Rajas Menemukan Batas Negeri Segara Sebelah Barat
Rajas, saat menemani Argogos di puncak Gunung Iwawa untuk memetakan daratan sebelah utara Negeri Segara, menyadari bahwa Banes sedang berada dalam pikiran maya untuk mencari batas daerah barat Negeri Segara. Rajas kemudian berhenti memetakan wilayah utara dan beralih ke dimensi maya sebelah barat. Baginya, wilayah barat sulit dijangkau hingga batas Negeri Segara karena daerah datarannya yang luas. Rajas memutuskan pergi sendiri untuk menemukan batas tersebut. "Apakah Negeri Segara memiliki batas? Dalam pandangan dataran Negeri Segara, aku hanya melihat dataran yang tak berujung," kata Rajas dalam hatinya. Lalu, dia mengingat sesuatu, bahwa dalam dimensi maya, batas hanyalah konstruksi dari energi Aegir. Tanpa ragu, Rajas mengubah dimensi maya tersebut dan bergerak dengan kecepatan ribuan kilometer per detik, memantulkan energi dari pusat kekuatan yang dia pusatkan.
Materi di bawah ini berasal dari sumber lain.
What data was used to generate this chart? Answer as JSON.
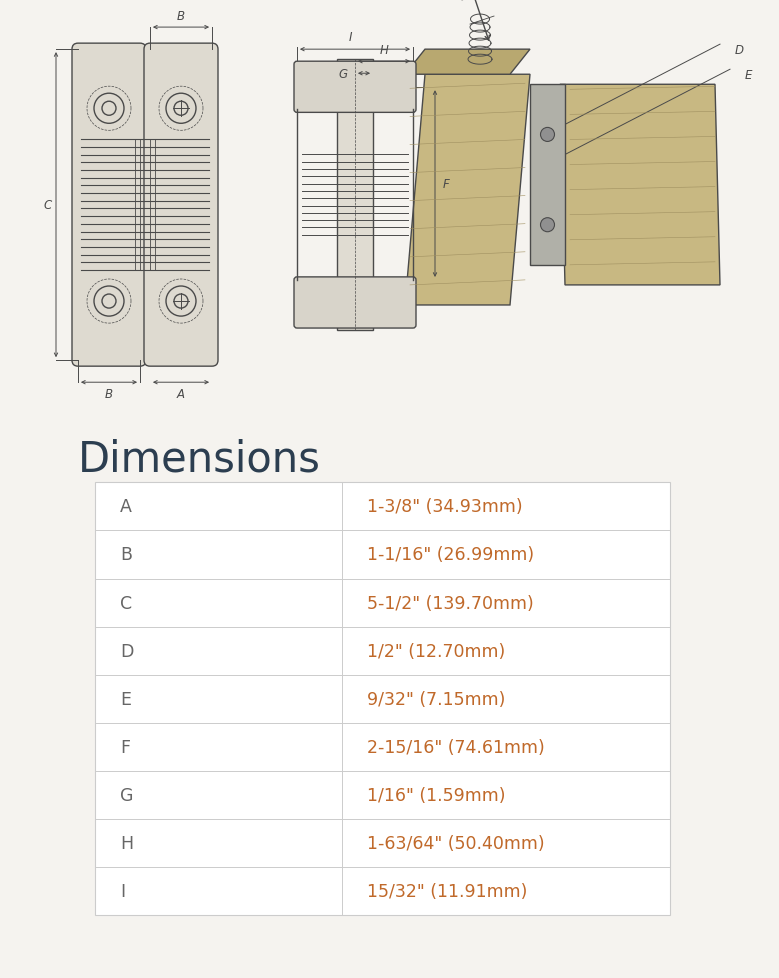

Kekuatan Rajas dalam mengolah energi Aegir membuatnya memantulkan ribuan cahaya yang langsung melesat hingga mencapai batas Negeri Segara yang membentuk seperti bunga Teratai. "Ada dataran di seberang sana, aku harus berpindah," katanya kemudian berpindah tempat ke dimensi maya untuk menuju pulau tersebut. Pulau itu terpisahkan oleh akar pohon yang besar dan membentuk bunga Teratai raksasa yang indah dan harum.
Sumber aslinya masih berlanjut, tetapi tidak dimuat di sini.